In the event any Product to be furnished under this Agreement is not to be made in accordance with drawings, samples, or manufacturing specifications designated by Customer, but rather is the design of FOX, and the Product has not been modified by Customer or its customers, FOX agrees to hold Customer and its customers harmless against any damages awarded by a court of final jurisdiction in any suit or suits for the infringement of any United States letters patent by reason of the sale or use of such Product furnished by FOX under this Agreement, provided that FOX is notified promptly in writing of any claim or suit and is permitted to assume the full direction and control of the defense against such a claim and of any suit brought thereon and is given authority, information and assistance by Customer (at FOX’s expense) for such defense and authority to settle.

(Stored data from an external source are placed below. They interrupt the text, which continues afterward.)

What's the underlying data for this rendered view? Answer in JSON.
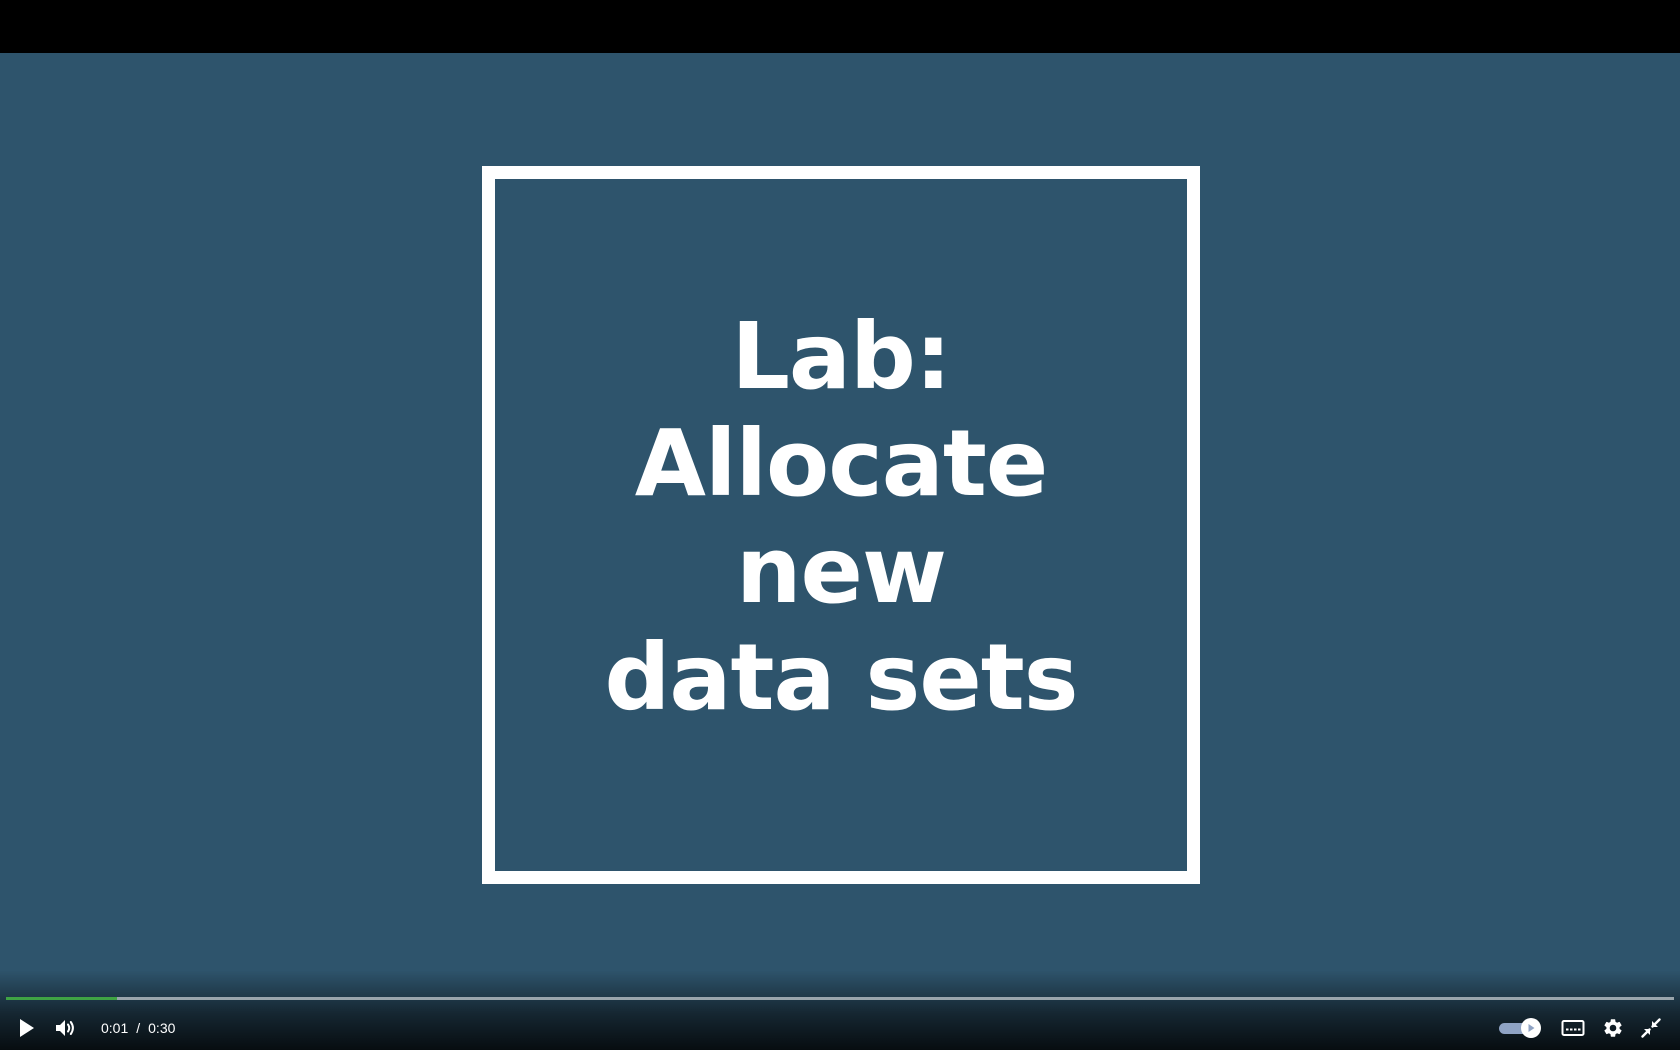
{
  "slide": {
    "title_lines": [
      "Lab:",
      "Allocate",
      "new",
      "data sets"
    ]
  },
  "player": {
    "current_time": "0:01",
    "separator": "/",
    "duration": "0:30",
    "progress_fraction": 0.0667,
    "autoplay_on": true,
    "colors": {
      "video_background": "#2e546c",
      "progress_played": "#3fa344",
      "toggle_track": "#8fa3c4"
    },
    "icons": {
      "play": "play-icon",
      "volume": "volume-icon",
      "autoplay": "autoplay-toggle",
      "captions": "captions-icon",
      "settings": "gear-icon",
      "exit_fullscreen": "exit-fullscreen-icon"
    }
  }
}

In case any judgment rendered in such suit shall become final (beyond right of appeal), and where Customer has complied with the foregoing provisions of this paragraph to FOX’s satisfaction, FOX agrees to pay the damages and costs thereby awarded against Customer. If, subject to the above limitations, said Products, or any part thereof, should be finally held in such suit to constitute an infringement, FOX shall have the right at its own expense either (a) to procure for the Customer rights to the patent, or (b) to modify or replace said Product with a non-infringing Product accomplishing the same purposes as the replaced Product, or (c) to withdraw such Product and refund to the Customer the purchase price thereof. FOX shall have the right to settle any claim at its own expense (a) by procuring for Customer the right to continue using said Product without liability for infringement of such patent, or (b) by modifying or replacing said Product with a non-infringing Product accomplishing the same purposes as the replaced Product, or (c) by removing said Product and refunding to Customer the purchase price thereof. Customer’s remedies for damages resulting from the infringement or claimed infringement of any patent by the Product are exclusively limited to the provisions of this paragraph.